Millennials, as defined by the duo Neil Howe and William Strauss, are individuals whose birth year fall between 1982 and 2004. Although there are variants of this interpretation, Howe and Strauss’s definition by far is the most accepted given they were the ones who coined the term in the first place.
Millennials exact timeframe of birth aside, the bigger issue is this: are millennials now equipped with all essential faculties to stand on their own in the world of adults?
Millennials and Property
Perhaps one of the most reliable barometers of adulthood is financial independence. This goes hand in hand with your ability invest in property.
According to statistics, contrary to popular belief, millennials are not investment-averse. In fact, 86% of this demographic consider renting as less cost-efficient compared to owning a home.
Meanwhile, among those who have already made the jump into property investment, 80% say the decision has made a positive impact on their long-term finances. Still, it goes without saying that this is a jump not everyone can and should make.
Things to Consider
Your credit score greatly factors into applying for a home loan. Ideally, your debt-to-income ratio should not fall beyond 43% for you to earn the trust of your lenders.

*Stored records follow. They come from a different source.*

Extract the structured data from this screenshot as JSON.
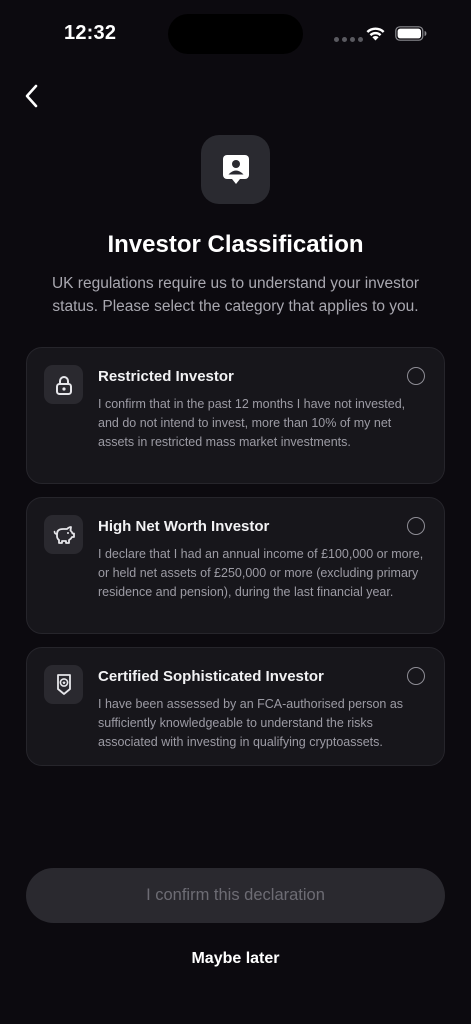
{
  "status_bar": {
    "time": "12:32"
  },
  "header": {
    "title": "Investor Classification",
    "subtitle": "UK regulations require us to understand your investor status. Please select the category that applies to you."
  },
  "options": [
    {
      "icon": "lock-icon",
      "title": "Restricted Investor",
      "description": "I confirm that in the past 12 months I have not invested, and do not intend to invest, more than 10% of my net assets in restricted mass market investments.",
      "selected": false
    },
    {
      "icon": "piggy-bank-icon",
      "title": "High Net Worth Investor",
      "description": "I declare that I had an annual income of £100,000 or more, or held net assets of £250,000 or more (excluding primary residence and pension), during the last financial year.",
      "selected": false
    },
    {
      "icon": "award-badge-icon",
      "title": "Certified Sophisticated Investor",
      "description": "I have been assessed by an FCA-authorised person as sufficiently knowledgeable to understand the risks associated with investing in qualifying cryptoassets.",
      "selected": false
    }
  ],
  "actions": {
    "confirm_label": "I confirm this declaration",
    "later_label": "Maybe later"
  },
  "colors": {
    "background": "#0c0a0f",
    "card": "#17161b",
    "button_disabled": "#2a292f"
  }
}
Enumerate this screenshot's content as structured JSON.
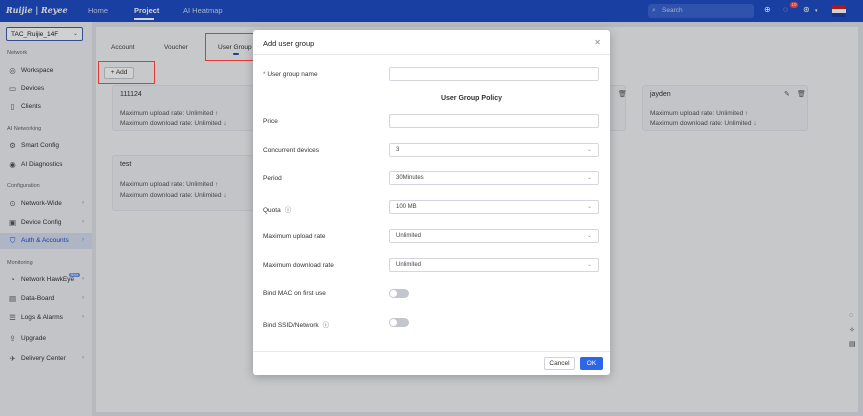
{
  "header": {
    "logo": "Ruijie | Reyee",
    "nav": [
      "Home",
      "Project",
      "AI Heatmap"
    ],
    "search_placeholder": "Search",
    "notification_count": "10"
  },
  "sidebar": {
    "site": "TAC_Ruijie_14F",
    "sections": {
      "network": "Network",
      "ai": "AI Networking",
      "config": "Configuration",
      "monitoring": "Monitoring"
    },
    "items": {
      "workspace": "Workspace",
      "devices": "Devices",
      "clients": "Clients",
      "smart_config": "Smart Config",
      "ai_diagnostics": "AI Diagnostics",
      "network_wide": "Network-Wide",
      "device_config": "Device Config",
      "auth_accounts": "Auth & Accounts",
      "hawkeye": "Network HawkEye",
      "hawkeye_badge": "Beta",
      "data_board": "Data-Board",
      "logs_alarms": "Logs & Alarms",
      "upgrade": "Upgrade",
      "delivery": "Delivery Center"
    }
  },
  "main": {
    "tabs": [
      "Account",
      "Voucher",
      "User Group"
    ],
    "add_label": "+ Add",
    "cards": [
      {
        "title": "111124",
        "upload": "Maximum upload rate: Unlimited ↑",
        "download": "Maximum download rate: Unlimited ↓"
      },
      {
        "title": "test",
        "upload": "Maximum upload rate: Unlimited ↑",
        "download": "Maximum download rate: Unlimited ↓"
      },
      {
        "title": "jayden",
        "upload": "Maximum upload rate: Unlimited ↑",
        "download": "Maximum download rate: Unlimited ↓"
      }
    ]
  },
  "modal": {
    "title": "Add user group",
    "name_label": "User group name",
    "name_required": "*",
    "name_value": "",
    "policy_heading": "User Group Policy",
    "price_label": "Price",
    "price_value": "",
    "concurrent_label": "Concurrent devices",
    "concurrent_value": "3",
    "period_label": "Period",
    "period_value": "30Minutes",
    "quota_label": "Quota",
    "quota_value": "100 MB",
    "upload_label": "Maximum upload rate",
    "upload_value": "Unlimited",
    "download_label": "Maximum download rate",
    "download_value": "Unlimited",
    "bind_mac_label": "Bind MAC on first use",
    "bind_mac_on": false,
    "bind_ssid_label": "Bind SSID/Network",
    "bind_ssid_on": false,
    "cancel": "Cancel",
    "ok": "OK"
  },
  "colors": {
    "brand": "#1f4ec7",
    "primary_button": "#2f66e8",
    "highlight": "#e53935"
  }
}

Other considerations your loan provider will assess include your current income and how long you have been employed in your current company.
There is a rule of thumb that your home, or mortgage for that matter, can cost up to three times your gross salary per annum. Anything beyond that figure is a risky investment.
Working with a house buying solicitor could help you better navigate these risks.
In the end, only one question needs answering when it comes to property. Do you think you are financially ready for it or not? Should the former be your answer, then go for it and make other millennials proud.